The Côte d’Ivoire electoral process is falling into place. The Independent Electoral Commission is in place and functioning. Antonio Moneteiro, the United Nations high representative for elections, left the country this week, his job done. The presidential candidates are starting to make themselves heard.
Premier Charles Konan Banny recently celebrated 100 days in the job with general consensus that he is proving to be a suitable candidate in a country torn in two by civil war.
His interim government is back on track with the move of rebel leader Guillaume Soro from the rebel-held Bouake to Abidjan.
Striking a resolutely upbeat note, Banny cast aside the caution of his previous incarnation as an international banker and declared: “The war is definitely behind us.”
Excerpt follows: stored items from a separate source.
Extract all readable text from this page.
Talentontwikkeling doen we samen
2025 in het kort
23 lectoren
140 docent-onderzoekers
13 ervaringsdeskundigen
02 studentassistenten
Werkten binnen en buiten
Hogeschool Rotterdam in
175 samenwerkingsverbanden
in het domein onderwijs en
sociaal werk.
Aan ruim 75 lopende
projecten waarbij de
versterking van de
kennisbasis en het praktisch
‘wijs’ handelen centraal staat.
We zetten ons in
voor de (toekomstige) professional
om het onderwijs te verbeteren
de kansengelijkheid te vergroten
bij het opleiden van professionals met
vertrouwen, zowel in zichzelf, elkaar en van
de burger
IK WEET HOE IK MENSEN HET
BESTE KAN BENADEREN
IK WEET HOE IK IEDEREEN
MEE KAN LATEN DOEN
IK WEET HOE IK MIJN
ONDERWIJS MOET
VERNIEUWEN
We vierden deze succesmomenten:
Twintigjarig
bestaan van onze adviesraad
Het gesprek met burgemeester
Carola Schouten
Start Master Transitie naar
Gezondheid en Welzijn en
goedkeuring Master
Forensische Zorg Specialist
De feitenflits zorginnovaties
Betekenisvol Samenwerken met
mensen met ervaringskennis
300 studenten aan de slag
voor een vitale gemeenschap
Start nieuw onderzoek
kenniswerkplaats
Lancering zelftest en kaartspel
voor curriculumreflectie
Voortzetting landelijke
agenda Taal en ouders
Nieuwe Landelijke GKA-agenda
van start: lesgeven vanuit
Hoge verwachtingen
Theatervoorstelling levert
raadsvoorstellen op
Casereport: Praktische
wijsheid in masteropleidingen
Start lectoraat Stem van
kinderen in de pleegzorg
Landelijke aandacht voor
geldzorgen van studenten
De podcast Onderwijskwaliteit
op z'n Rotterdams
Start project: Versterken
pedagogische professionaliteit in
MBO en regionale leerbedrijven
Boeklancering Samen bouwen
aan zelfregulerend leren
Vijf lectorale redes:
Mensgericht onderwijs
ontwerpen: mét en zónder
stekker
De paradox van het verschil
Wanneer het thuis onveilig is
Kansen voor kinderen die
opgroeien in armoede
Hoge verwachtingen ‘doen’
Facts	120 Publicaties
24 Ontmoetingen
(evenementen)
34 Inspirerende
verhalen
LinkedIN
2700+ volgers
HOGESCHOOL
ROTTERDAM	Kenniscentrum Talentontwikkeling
The kicker appears to have been the roundtable talks in Abidjan earlier this month, the first on Ivorian soil since the country was split three years ago. Significantly, it was also the first time since then that the government and rebels have gone eyeball to eyeball without a mediator present. Further underlining the improved mood, a dozen public servants have moved into the rebel-held north of the country.
But for these developments to become truly meaningful, however, the disarmament process has to move into gear alongside the political talks.
Disarming the rebels and dismantling government-backed militia has previously proved to be the major stumbling block to the main target of holding elections.
The United Nations remains adamant that the October deadline must be adhered to — on pain of sanctions against anyone delaying or attempting to derail it.
But the Pretoria-based Institute for Security Studies poses the possibility that the sheer volume of red tape and procedure, rather than malice, might hold things up again.
“The amount of administrative preparation required before polling, simply in terms of the re-establishment of national government in the north, identification and registration of voters is of such a magnitude that even assuming the protagonists’ cooperation in the process, elections will not be held in 2006 and may even prove problematic for 2007,” said senior analyst Richard Cornwell.